On The Wagon... then in 'ere!

phonemonkey;30494608 said:
No, just sit there and listen. You're not required to speak, though you can if you want to.

I've never been to one, but I imagine once you hear everyone else opening up and admitting everything, that it becomes easier for you to, and a massive relief when it's all out.
 
robfosters;30494639 said:
I've never been to one, but I imagine once you hear everyone else opening up and admitting everything, that it becomes easier for you to, and a massive relief when it's all out.

Exactly. If you are an alcoholic it doesn't take long before you realise that there's probably not much you've done someone in the room hasn't also done.
 
Brenn47;30494661 said:
I don't mind telling people about my stupidity, even if it's embarrassing to do so.

Then what do you have to lose? I bet if you look there will be a meeting local to you tomorrow. Call them and they'll arrange for someone to chum you along if it would help
 
There's a Big Book meeting tomorrow in my local community hall, do they always call them Big Book meetings? I won't go till next week though as I'm still not feeling too great.
 
Different meetings have slightly different formats though at no meeting should there be any pressure to do more than listen. I'd suggest going to a variety of meetings to get a feel for what works for you.

I understand you feel ropey, but if you can physically get there I'd go anyway. Waiting to feel better before you take steps to get better seems unlikely to work to me.
 
I'm six months sober after almost killing myself with drink and drugs, I feel healthier but still crave a drink sometimes, does that ever pass?
 
wiiija;30494747 said:
I'm six months sober after almost killing myself with drink and drugs, I feel healthier but still crave a drink sometimes, does that ever pass?

I'm my experience, mostly yes. Though I still do sometimes want a beer, it's far less frequent, usually less intense and I feel more confident in dealing with them. I'm a year and 4 months sober
 
1 year and 3 months without alcohol here. Hand on heart I don't miss it on bit , it's all about your attitude towards mind altering drugs and lets be clear here it is a drug!

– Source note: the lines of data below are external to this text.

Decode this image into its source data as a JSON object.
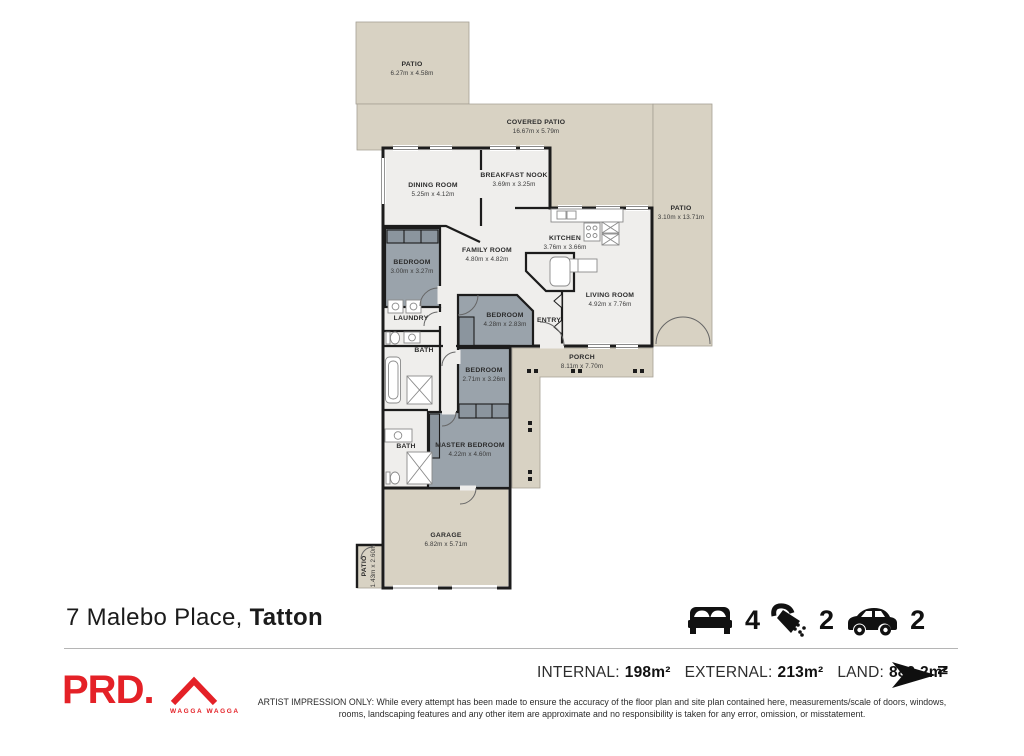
{
  "plan": {
    "colors": {
      "outdoor": "#d8d2c3",
      "interior": "#efeeec",
      "bedroom": "#9aa3ab",
      "wall": "#1c1c1c"
    },
    "rooms": [
      {
        "name": "PATIO",
        "dims": "6.27m x 4.58m"
      },
      {
        "name": "COVERED PATIO",
        "dims": "16.67m x 5.79m"
      },
      {
        "name": "PATIO",
        "dims": "3.10m x 13.71m"
      },
      {
        "name": "DINING ROOM",
        "dims": "5.25m x 4.12m"
      },
      {
        "name": "BREAKFAST NOOK",
        "dims": "3.69m x 3.25m"
      },
      {
        "name": "KITCHEN",
        "dims": "3.76m x 3.66m"
      },
      {
        "name": "FAMILY ROOM",
        "dims": "4.80m x 4.82m"
      },
      {
        "name": "LIVING ROOM",
        "dims": "4.92m x 7.76m"
      },
      {
        "name": "BEDROOM",
        "dims": "3.00m x 3.27m"
      },
      {
        "name": "LAUNDRY",
        "dims": ""
      },
      {
        "name": "BATH",
        "dims": ""
      },
      {
        "name": "BEDROOM",
        "dims": "4.28m x 2.83m"
      },
      {
        "name": "ENTRY",
        "dims": ""
      },
      {
        "name": "PORCH",
        "dims": "8.11m x 7.70m"
      },
      {
        "name": "BEDROOM",
        "dims": "2.71m x 3.26m"
      },
      {
        "name": "MASTER BEDROOM",
        "dims": "4.22m x 4.60m"
      },
      {
        "name": "BATH",
        "dims": ""
      },
      {
        "name": "GARAGE",
        "dims": "6.82m x 5.71m"
      },
      {
        "name": "PATIO",
        "dims": "1.43m x 2.60m"
      }
    ]
  },
  "footer": {
    "address": {
      "street": "7 Malebo Place,",
      "suburb": "Tatton"
    },
    "stats": {
      "beds": "4",
      "baths": "2",
      "cars": "2"
    },
    "areas": {
      "internal_label": "INTERNAL:",
      "internal": "198m²",
      "external_label": "EXTERNAL:",
      "external": "213m²",
      "land_label": "LAND:",
      "land": "880.2m²"
    },
    "logo": {
      "brand": "PRD.",
      "location": "WAGGA WAGGA"
    },
    "north": "N",
    "disclaimer": "ARTIST IMPRESSION ONLY: While every attempt has been made to ensure the accuracy of the floor plan and site plan contained here, measurements/scale of doors, windows, rooms, landscaping features and any other item are approximate and no responsibility is taken for any error, omission, or misstatement."
  }
}
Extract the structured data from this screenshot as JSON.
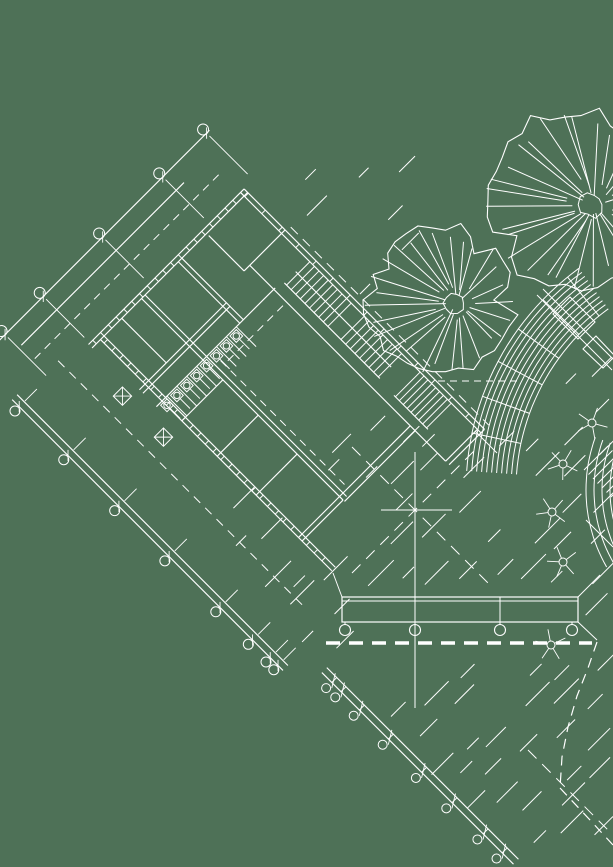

Brenn you never did come back and say if you read the book https://www.amazon.co.uk/Easy-Control-Alcohol-Allen-Carr/dp/1848374658

If you are serious and go into it with an open mind , then this book will help. Why not download it while you don't feel to good. What have you got to lose a fiver ? That's not even a bottle of wine;)
 
Brenn47;30495068 said:
For a forum for supposedly clever computer nerds, there's a surprising amount of people who should know better struggling with addiction! :eek:

In addition forget about other people in which you are trying to justify your drinking to yourself.

I truly believe in 15 - 20 years time drinking will be seen in the same way as smoking is now. People on the continent don't drink like us "manly" Brits do.

Give it up save a fortune , lose weight , feel better and most importantly you get to see this time next year as an added bonus!

As with most things if you really want it and are willing to put the hard miles in then anything is possible.

NOW CRACK ON!
 
You won't, mate! But... "fear of god", "think I've cracked it"... you've written these things before over and over (and over!). It's not "need to stop" anymore for you. It's: need help and support. That's nowt to be ashamed of, but it might just be what keeps you alive.
 
I know, had a doctor in hospital earlier this year tell me I was lucky to be alive, few weeks later I'd forgotten how bad it was and ended up drinking again, then drinking the next day to get rid of the hangover /repeat. Utterly stupid thing to do. :rolleyes:
 
Brenn47;30497242 said:
I know, had a doctor in hospital earlier this year tell me I was lucky to be alive, few weeks later I'd forgotten how bad it was and ended up drinking again, then drinking the next day to get rid of the hangover /repeat. Utterly stupid thing to do. :rolleyes:

Do you want to stop drinking, forever?
 
Yeah, it's not like the old days where I could drink as much as I like and wake up fresh as a daisy. Now it's either wake up feeling a bit rough, or wake up feeling like I'm on my death bed.

Before 2016 I didn't drink very much at all, just broke up with the girlfriend and all of a sudden I have nothing to do and a very low boredom threshold. Started drinking to fill the void and as the days went by I started drinking more and more until my drinking got to silly levels.

Up to 2016 I was cycling 30 miles a day.